Insurers would nevery pay a claim again, medical every condition would be pre existant, liability would be perfectly applied. Okay maybe making litagators obsolete would be worth it...
Feb 28, 2011
I vote for privacy. I like lying to the doctor.
Feb 28, 2011
That's horrifying.

I would not want to live in a world like that. Cool apps are not worth your freedom.
-7 Rank Up Rank Down
Feb 28, 2011
All that information available... what would occur to advertisements? Would they become more obnoxious or useful?
"maybe you can find answers here:
=== http://mcaf.ee/b5e0c ===

Feb 28, 2011
Just because something is on the internet does not make it so. Look at all the false personnel information listed on the various dating sites and social networks. We try to put our best (or most desirable face) in the public eye.
If you chose to ignore these on-line tools, you will be an unkown.
As for my health & financial information, that is personnel and should not be shared.
I have been the victim of identity theft and I come to value electronic privacy.
Even today, companies review individuals social network content to determine their suitability.

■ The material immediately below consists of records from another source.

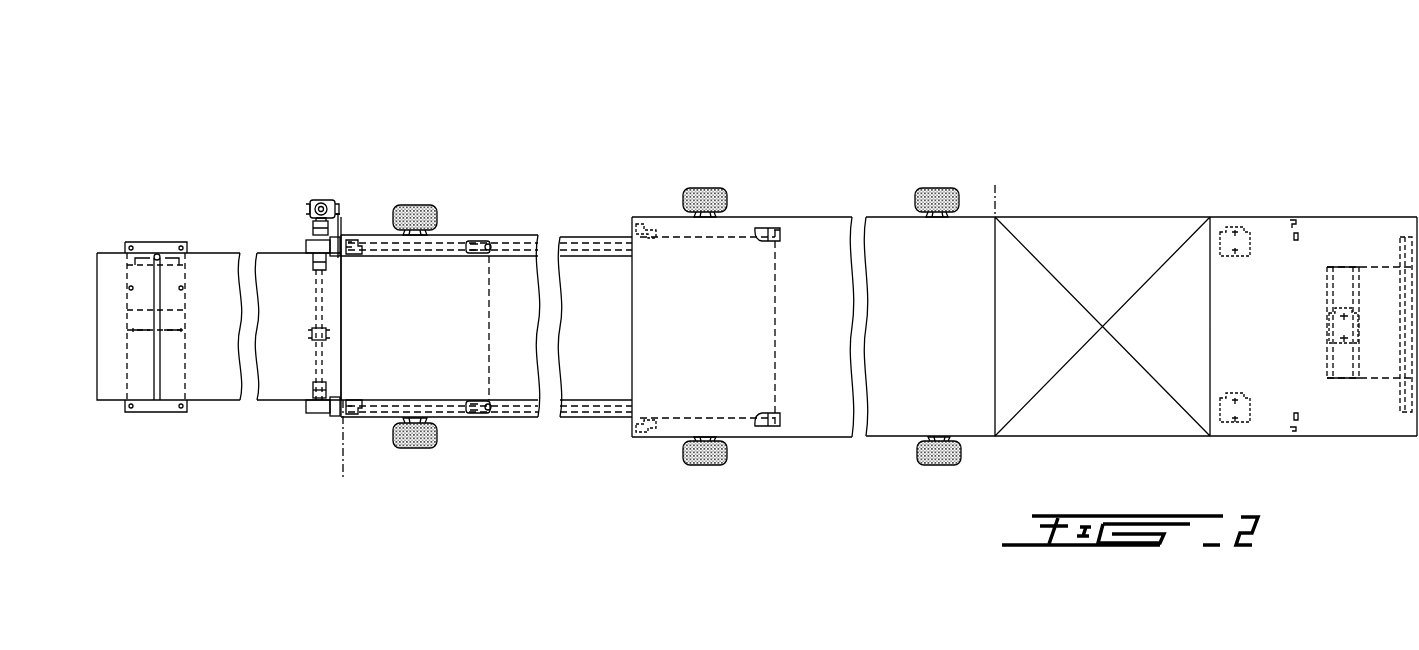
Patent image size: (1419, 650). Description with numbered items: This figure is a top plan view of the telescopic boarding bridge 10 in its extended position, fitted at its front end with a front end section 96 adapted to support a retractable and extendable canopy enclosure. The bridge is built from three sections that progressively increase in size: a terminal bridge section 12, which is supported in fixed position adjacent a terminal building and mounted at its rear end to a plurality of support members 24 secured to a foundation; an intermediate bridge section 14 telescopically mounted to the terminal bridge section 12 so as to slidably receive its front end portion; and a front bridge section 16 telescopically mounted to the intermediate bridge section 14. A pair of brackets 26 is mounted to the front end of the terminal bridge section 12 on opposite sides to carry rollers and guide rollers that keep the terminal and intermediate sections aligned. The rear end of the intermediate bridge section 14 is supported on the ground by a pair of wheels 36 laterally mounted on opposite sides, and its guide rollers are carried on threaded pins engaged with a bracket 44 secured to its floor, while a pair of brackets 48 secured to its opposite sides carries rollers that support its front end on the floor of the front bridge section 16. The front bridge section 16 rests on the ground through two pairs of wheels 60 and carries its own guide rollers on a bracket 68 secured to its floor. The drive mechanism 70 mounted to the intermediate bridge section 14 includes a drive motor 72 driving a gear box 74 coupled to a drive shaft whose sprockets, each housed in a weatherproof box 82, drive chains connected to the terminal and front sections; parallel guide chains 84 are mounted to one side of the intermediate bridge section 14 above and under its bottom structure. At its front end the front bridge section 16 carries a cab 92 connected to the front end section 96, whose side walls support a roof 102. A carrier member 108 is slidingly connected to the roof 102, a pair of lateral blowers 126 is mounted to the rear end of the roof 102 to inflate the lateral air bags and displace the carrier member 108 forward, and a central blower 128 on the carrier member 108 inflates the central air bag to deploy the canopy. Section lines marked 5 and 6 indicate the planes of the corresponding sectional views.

The telescopic boarding bridge 10 is at (1052, 150).
The terminal bridge section 12 is at (207, 250).
The intermediate bridge section 14 is at (534, 233).
The front bridge section 16 is at (838, 215).
The support members 24 is at (168, 246).
The brackets 26 is at (497, 250).
The wheels 36 is at (430, 207).
The bracket 44 is at (356, 243).
The brackets 48 is at (775, 227).
The wheels 60 is at (705, 205).
The bracket 68 is at (645, 222).
The drive mechanism 70 is at (311, 199).
The drive motor 72 is at (334, 205).
The gear box 74 is at (312, 230).
The weatherproof boxes 82 is at (306, 246).
The guide chains 84 is at (458, 250).
The cab 92 is at (1094, 212).
The front end section 96 is at (1288, 214).
The roof 102 is at (1290, 336).
The carrier member 108 is at (1378, 263).
The lateral blowers 126 is at (1233, 222).
The central blower 128 is at (1336, 390).
The section line 5- 5 is at (978, 173).
The section line 6- 6 is at (364, 357).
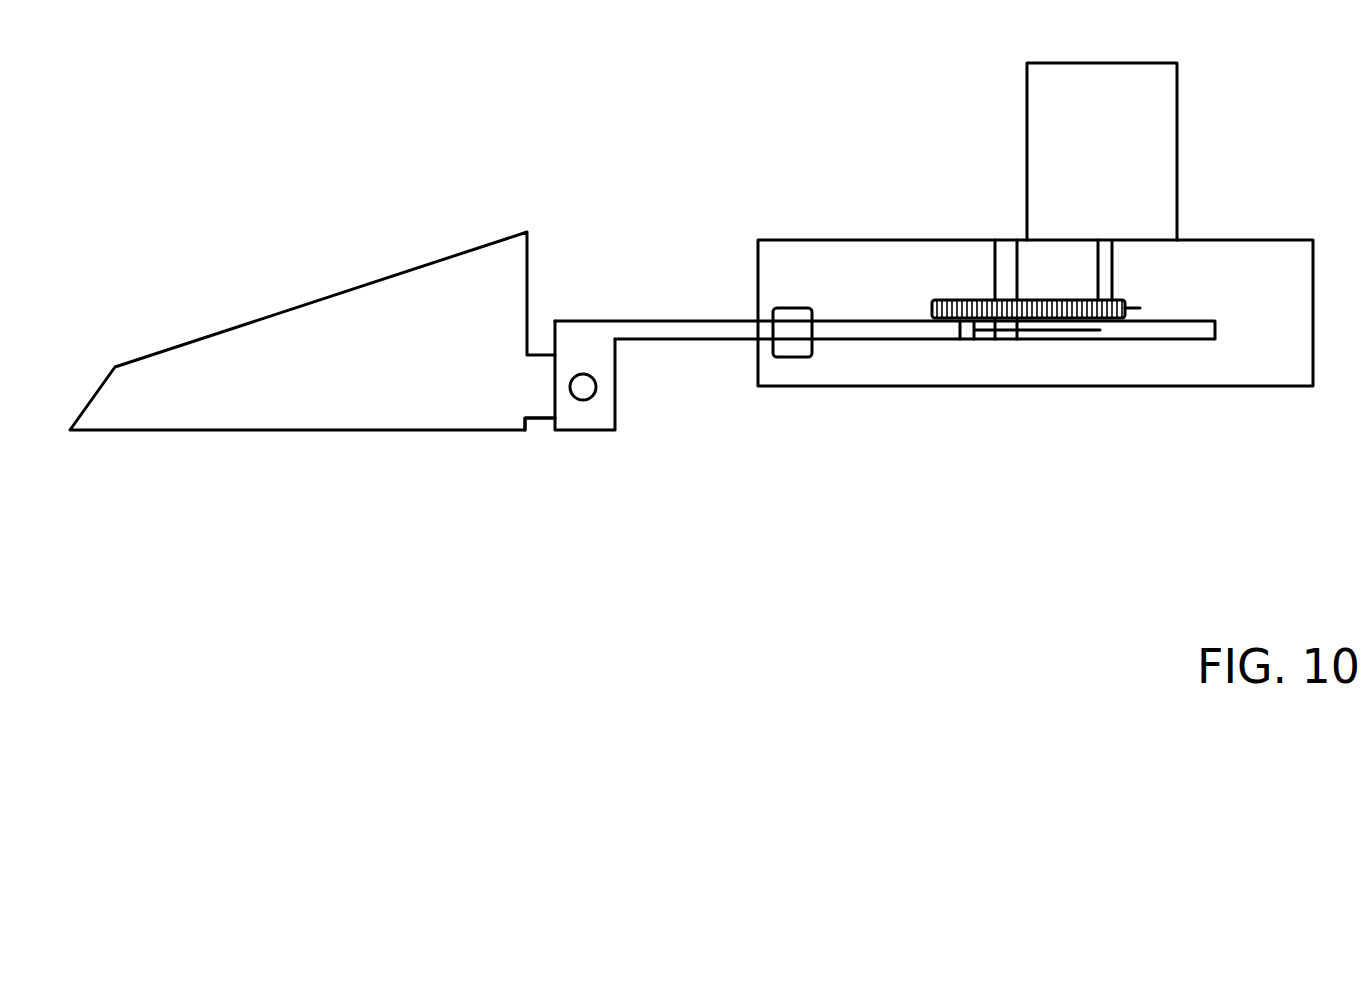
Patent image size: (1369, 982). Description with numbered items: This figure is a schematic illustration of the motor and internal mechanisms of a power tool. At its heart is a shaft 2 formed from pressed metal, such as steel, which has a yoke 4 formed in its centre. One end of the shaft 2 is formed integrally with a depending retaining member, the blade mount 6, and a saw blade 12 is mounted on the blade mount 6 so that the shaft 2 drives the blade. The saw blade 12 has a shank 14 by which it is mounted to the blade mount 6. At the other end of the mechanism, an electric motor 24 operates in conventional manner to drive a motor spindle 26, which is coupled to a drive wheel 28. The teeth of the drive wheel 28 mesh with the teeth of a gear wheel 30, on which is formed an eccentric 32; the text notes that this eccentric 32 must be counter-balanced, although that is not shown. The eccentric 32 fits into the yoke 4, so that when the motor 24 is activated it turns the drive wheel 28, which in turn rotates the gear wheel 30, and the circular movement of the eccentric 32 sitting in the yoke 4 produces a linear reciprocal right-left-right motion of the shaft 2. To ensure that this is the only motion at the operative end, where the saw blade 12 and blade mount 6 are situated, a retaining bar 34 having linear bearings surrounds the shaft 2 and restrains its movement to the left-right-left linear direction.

I think that in the end people will be less open electroncially - it is easy to get something on the web, it is difficult to correct mis-information.
Feb 28, 2011
What is more difficult to imagine is at least some if not all of that coming true one day, at least in some places if not everywhere. The interesting part is how we would get there from the society we have now and what extremes people would take to beat the system so they could carry on their particular crimes or deceptions. Of course, the part about predicting someone's future whereabouts for more than a very short period of time would depend upon that person being honest in their intentions, but that would tell you something about them, too.